I admit that for me there have also been such times. I used to describe the world as sticky with God’s fingerprints, that there was evidence of God’s hand of creation in every part of the natural world. And I remember distinctly the first time that I looked out at an incredibly beautiful scene of God’s creation, and instead of feeling inspired and close to God, I felt empty. I felt as if there was no God, the world being just a random collection of atoms and molecules. It was shocking, not anything I had ever expected to feel, not anything that I had ever worried about before. And yet, there I was, faithless and not knowing what to do.
I prayed for God to give me a sign, to give me some sense of God’s presence, but I felt nothing. I reviewed in my mind those times in the past when I had felt closest to God, and yet they now seemed strangely empty. I felt like a hypocrite. I had focused my life on service to God, and yet I couldn’t feel the God I was entrusted to preach and teach. Occasionally there would be a tiny spark of something, and then it would dissipate just as quickly as it had come. Even now, I still sometimes have those times of feeling God’s absence. Not always, but sometimes.
It’s not something we often talk about, is it? But I imagine many of you have had similar feelings at one time or another. Perhaps even today you are sitting there unsure of why or whether you should be here, uncertain about whether God exists, or if there is a God, if God could possibly be spared a moment for you, if God could possibly love you.
If you are feeling that today. I want to say this first: you are not alone. We all have times of doubt. We all have times of unbelief. We all have times of faithlessness. Even people who have been in the church their whole lives. Even pastors. Even religious luminaries like Teresa and Wesley and Luther. Even Moses, in the midst of conversing with God, could doubt and plead, “Please show me your presence.” Even Jesus hanging on the cross could cry, “My God, my God, why have you forsaken me?” You are not alone.
And second, I want to say this: we are in this together.

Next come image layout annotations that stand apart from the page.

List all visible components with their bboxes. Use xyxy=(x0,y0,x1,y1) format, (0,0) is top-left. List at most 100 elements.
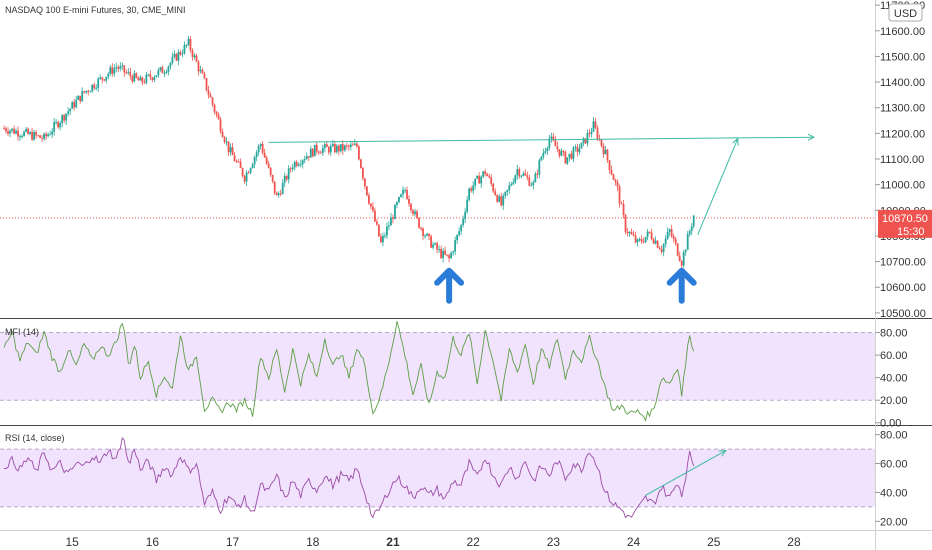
price-label: 10870.50 15:30 xyxy=(878,209,932,238)
osc-tick-label: 20.00 xyxy=(880,516,908,528)
up-arrow-icon[interactable] xyxy=(666,267,697,304)
candle-body xyxy=(574,146,577,148)
candle-body xyxy=(466,199,469,212)
candle-body xyxy=(684,249,687,253)
candle-body xyxy=(279,193,282,195)
candle-body xyxy=(291,167,294,170)
candle-body xyxy=(514,175,517,183)
time-tick-label: 17 xyxy=(226,535,240,549)
candle-body xyxy=(396,202,398,206)
price-label-background xyxy=(878,209,932,238)
candle-body xyxy=(600,139,603,146)
candle-body xyxy=(568,153,571,158)
candle-body xyxy=(546,147,549,152)
candle-body xyxy=(305,156,308,160)
candle-body xyxy=(85,90,88,93)
mfi-title: MFI (14) xyxy=(5,327,39,337)
candle-body xyxy=(47,134,50,137)
candle-body xyxy=(129,71,132,77)
time-axis[interactable]: 15 16 17 18 21 22 23 24 25 28 xyxy=(65,535,800,549)
candle-body xyxy=(578,148,581,152)
projection-line[interactable] xyxy=(697,138,739,235)
candle-body xyxy=(382,235,384,243)
candle-body xyxy=(580,142,583,149)
candle-body xyxy=(556,146,559,150)
candle-body xyxy=(418,217,420,228)
time-tick-label: 22 xyxy=(466,535,480,549)
arrow-annotations[interactable] xyxy=(434,267,697,304)
candle-body xyxy=(83,91,86,93)
candle-body xyxy=(470,188,473,191)
candle-body xyxy=(219,119,222,132)
candle-body xyxy=(67,111,70,114)
trendlines[interactable] xyxy=(268,133,816,235)
time-tick-label: 16 xyxy=(146,535,160,549)
candle-body xyxy=(63,115,66,121)
rsi-divergence-line[interactable] xyxy=(645,450,727,496)
candle-body xyxy=(668,229,671,232)
candle-body xyxy=(43,133,45,139)
candle-body xyxy=(586,133,589,144)
candle-body xyxy=(153,77,156,80)
candle-body xyxy=(662,244,665,252)
candle-body xyxy=(115,67,118,69)
candle-body xyxy=(562,151,565,153)
candle-body xyxy=(640,239,643,242)
candle-body xyxy=(259,143,262,147)
currency-badge[interactable] xyxy=(888,3,923,22)
candle-body xyxy=(604,149,607,155)
candle-body xyxy=(321,148,324,153)
price-panel[interactable] xyxy=(0,0,875,318)
candle-body xyxy=(75,99,78,108)
candle-body xyxy=(125,72,128,74)
candle-body xyxy=(19,136,21,138)
candle-body xyxy=(622,204,625,215)
candle-body xyxy=(648,231,651,233)
mfi-line xyxy=(3,321,695,422)
candle-body xyxy=(329,146,332,153)
candle-body xyxy=(81,91,84,102)
candle-body xyxy=(339,144,342,152)
candle-body xyxy=(488,176,491,178)
candle-body xyxy=(426,233,428,236)
candle-body xyxy=(442,250,444,259)
candle-body xyxy=(652,239,655,244)
price-tick-label: 11100.00 xyxy=(880,154,924,166)
candle-body xyxy=(552,136,555,141)
up-arrow-icon[interactable] xyxy=(434,267,465,304)
candle-body xyxy=(193,55,196,58)
candle-body xyxy=(113,68,116,74)
candle-body xyxy=(402,190,404,195)
time-tick-label: 28 xyxy=(787,535,801,549)
candle-body xyxy=(428,233,430,237)
candle-body xyxy=(137,77,140,81)
candle-body xyxy=(366,186,368,196)
price-axis[interactable]: 11700.0011600.0011500.0011400.0011300.00… xyxy=(875,0,926,528)
candle-body xyxy=(343,145,346,151)
neckline-trendline[interactable] xyxy=(268,136,815,143)
price-tick-label: 11200.00 xyxy=(880,128,925,140)
candle-body xyxy=(644,236,647,243)
candle-body xyxy=(634,235,637,243)
candle-body xyxy=(594,121,597,128)
candle-body xyxy=(327,147,330,153)
candle-body xyxy=(61,115,64,123)
candle-body xyxy=(536,173,539,175)
candle-body xyxy=(398,197,400,203)
candle-body xyxy=(462,218,465,225)
candle-body xyxy=(99,77,102,79)
candle-body xyxy=(105,76,108,81)
candle-body xyxy=(370,203,372,207)
candle-body xyxy=(209,94,212,98)
candle-body xyxy=(422,228,424,236)
candle-body xyxy=(628,232,631,234)
rsi-line xyxy=(3,436,695,519)
candle-body xyxy=(508,185,511,190)
time-tick-label: 25 xyxy=(707,535,721,549)
candle-body xyxy=(368,195,370,204)
projection-arrowhead xyxy=(732,137,739,146)
candle-body xyxy=(189,38,192,51)
candle-body xyxy=(281,182,284,195)
price-tick-label: 10600.00 xyxy=(880,282,926,294)
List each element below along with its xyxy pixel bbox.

When one of us is weak, we hold each other up. When my faith is weak, I know that the others here are praying my part as well. When your faith is weak, we will pray your part for you. Christ calls us together into a community, into family in which we all have responsibility for each other. When you are down, we will hold you up, knowing well that it time you will return the favor. We are in this together.
And third, let me say: there is every reason for hope. If you are feeling distant from God today, know that there are others who have been where you are now and have moved through doubt into faith and grace. You do not need to will yourself to have faith. You do not need to fix yourself. Faith is not an accomplishment; faith is a gift of God. It will come. It may not be today or tomorrow, but it will come. And in the meantime, follow the advice of Peter Boehler. Preach faith till you have it; and then, because you have it, you will preach faith. Or might we say, live faith till you have it; and then, because you have it, you will live faith.